塩化水素(HCL)なぜイオン結合じゃないんでしょうか?
塩化水素(HCL)の結合はイオン結合じゃないとすれば共有結合?
電離したらH+とCl-となり、共有結合としても見れますがH+は金属じゃないからイオン結合じゃないんでしょうか?
塩化水素(HCL)なぜイオン結合じゃない?共有結合の理由は?
HCl(塩化水素)は、イオン結合ではなく共有結合である理由について、イオン結合とは、電子が片側に偏って取られてしまい、プラスとマイナスの電気的な引き合いによって物質が結びつく結合のことです。一方で、共有結合は、原子同士が電子を共有することで結びつく結合です。
HClの場合、水素原子(H)の電子は塩素原子(Cl)に完全に引き寄せられているわけではなく、一部は水素原子の外側の軌道(K殻)にも回っています。このため、HとClの電子が共有されていると考えられます。つまり、HCl分子は共有結合によって結びついているのです。
共有結合では、原子同士が電子を共有するため、電子が均等に分布している状態が一般的です。ただし、HClのように電気陰性度の差が比較的大きい場合、電子は一部だけが塩素原子に引き寄せられ、Hがわずかに正の電荷(δ+)、Clがわずかに負の電荷(δ-)を帯びることになります。この状態を「イオン結合性を持つ共有結合」と表現します。
具体的には、HCl分子の中で、Clがわずかに電子を引き寄せることで、HCl分子全体が一部イオン結合的な性質を持ちつつも、基本的には共有結合によって結びついていると言えるのです。
なお、化学的な結合は完全なイオン結合でも完全な共有結合でもなく、電気陰性度の差によってイオン結合性と共有結合性の比率が異なります。一般的に、電気陰性度の差が大きいほどイオン結合的性質が強まりますが、実際の物質ではその組み合わせはさまざまで、厳密な区別は難しい場合もあります。
イオン結合と共有結合の違い
イオン結合とは、電気的な偏りを持つ原子(イオン)同士が結合することです。一方、共有結合とは、電子を共有して結合することです。
イオン結合では、原子から電子が移動します。そのため、イオン結合を形成した原子は、正電荷または負電荷を帯びます。共有結合では、原子は電子を共有しますが、電子が移動することはありません。そのため、共有結合を形成した原子は、電気的に中性です。
イオン結合は、金属と非金属の間でよく見られます。たとえば、塩化ナトリウム(NaCl)は、ナトリウムイオン(Na+)と塩素イオン(Cl-)が結合した物質です。ナトリウム原子は電子を1つ失い、塩素原子は電子を1つ得て、イオンになります。これらのイオンが引き合うことで、イオン結合が形成されます。
共有結合は、非金属同士の間でよく見られます。たとえば、水素分子(H2)は、水素原子2個が電子を1個ずつ共有して結合した物質です。水素原子は電子を1個ずつしか持っていないため、電子を共有することで外殻が閉じます。このため、共有結合が形成されます。
■イオン結合
電気的な偏りを持つ原子(イオン)同士が結合する
原子から電子が移動する
原子は、正電荷または負電荷を帯びる
金属と非金属の間でよく見られる
■共有結合
電子を共有して結合する
原子は電子を共有する
原子は、電気的に中性
非金属同士の間でよく見られる
まとめ:塩化水素(HCL)なぜイオン結合じゃない?共有結合の理由は?
塩化水素(HCl)の結合は、以下の理由によりイオン結合ではなく共有結合となります。
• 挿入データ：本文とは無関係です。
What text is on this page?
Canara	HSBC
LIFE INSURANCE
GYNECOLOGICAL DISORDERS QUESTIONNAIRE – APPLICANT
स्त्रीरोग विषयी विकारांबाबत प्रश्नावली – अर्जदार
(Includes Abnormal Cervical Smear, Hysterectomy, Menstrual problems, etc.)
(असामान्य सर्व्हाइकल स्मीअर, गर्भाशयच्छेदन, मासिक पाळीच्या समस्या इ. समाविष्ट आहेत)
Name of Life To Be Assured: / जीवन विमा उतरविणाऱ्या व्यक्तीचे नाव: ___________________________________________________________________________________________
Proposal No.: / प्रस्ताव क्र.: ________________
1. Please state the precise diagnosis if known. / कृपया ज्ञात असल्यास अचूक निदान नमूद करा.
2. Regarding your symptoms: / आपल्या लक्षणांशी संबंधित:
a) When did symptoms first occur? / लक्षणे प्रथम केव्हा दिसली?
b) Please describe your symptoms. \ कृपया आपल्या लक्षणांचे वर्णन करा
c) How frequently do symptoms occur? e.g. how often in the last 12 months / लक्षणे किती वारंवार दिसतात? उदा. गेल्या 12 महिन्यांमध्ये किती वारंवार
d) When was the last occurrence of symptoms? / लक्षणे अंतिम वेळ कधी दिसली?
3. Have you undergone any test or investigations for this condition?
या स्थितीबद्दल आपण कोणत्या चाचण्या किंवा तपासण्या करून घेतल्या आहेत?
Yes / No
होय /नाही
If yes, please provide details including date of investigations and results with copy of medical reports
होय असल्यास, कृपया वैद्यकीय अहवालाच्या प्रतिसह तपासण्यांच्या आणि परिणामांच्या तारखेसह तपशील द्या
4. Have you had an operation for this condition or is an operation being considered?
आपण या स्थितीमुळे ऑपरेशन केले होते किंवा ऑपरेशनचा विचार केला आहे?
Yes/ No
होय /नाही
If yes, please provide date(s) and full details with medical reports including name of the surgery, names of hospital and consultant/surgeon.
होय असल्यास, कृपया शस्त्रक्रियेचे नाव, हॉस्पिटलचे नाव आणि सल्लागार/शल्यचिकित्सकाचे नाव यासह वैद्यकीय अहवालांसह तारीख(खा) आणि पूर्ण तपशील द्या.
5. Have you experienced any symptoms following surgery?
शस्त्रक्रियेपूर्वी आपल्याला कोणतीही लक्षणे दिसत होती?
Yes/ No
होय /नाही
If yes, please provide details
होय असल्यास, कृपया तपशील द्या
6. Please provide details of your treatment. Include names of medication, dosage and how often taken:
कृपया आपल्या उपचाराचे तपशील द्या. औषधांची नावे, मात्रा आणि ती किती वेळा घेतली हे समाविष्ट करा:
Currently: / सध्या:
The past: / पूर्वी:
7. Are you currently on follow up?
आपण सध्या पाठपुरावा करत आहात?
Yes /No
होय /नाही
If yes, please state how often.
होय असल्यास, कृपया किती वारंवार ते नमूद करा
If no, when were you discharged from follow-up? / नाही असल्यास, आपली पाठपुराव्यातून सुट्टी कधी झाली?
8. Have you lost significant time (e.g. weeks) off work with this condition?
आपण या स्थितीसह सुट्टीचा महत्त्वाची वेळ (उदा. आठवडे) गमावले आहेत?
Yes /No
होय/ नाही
電気陰性度の差が小さい(塩素: 3.04、水素: 2.20)
共有電子対の偏りが小さい
分子全体として電気的に中性
- HClは共有結合である理由は、水素原子(H)と塩素原子(Cl)の電子が一部共有されているためです。
- 共有結合では、原子同士が電子を共有することで結びつきます。
- HClの電子は完全に塩素原子に引き寄せられているわけではなく、一部は水素原子の外側の軌道にも回っています。
- このため、HClは電子が共有されている共有結合として存在します。
- HCl分子内で、塩素原子が電子を引き寄せることで微量のイオン結合的性質も持ちますが、基本的には共有結合によって結びついています。
例えば塩化ナトリウムNaClは電気陰性度の差が大きいので、共有結合性はなくイオン結合です。
しかし、塩化水素は電気陰性度の差がそこまでないので、イオン結合するほどではありません。イオン結合には、2つの元素の電気陰性度に差がないと成り立たないからです。
ちなみに、完全な共有結合ではなくてイオン結合の要素も持ち合わせています
実は塩化水素にはイオン結合性はあります。
しかし、共有結合性もあるのです。
塩化水素はイオン結合と共有結合の間というか、まあそんな感じで、極性共有結合という名前が付いています。
なので分極を起こし、水のように水素結合します。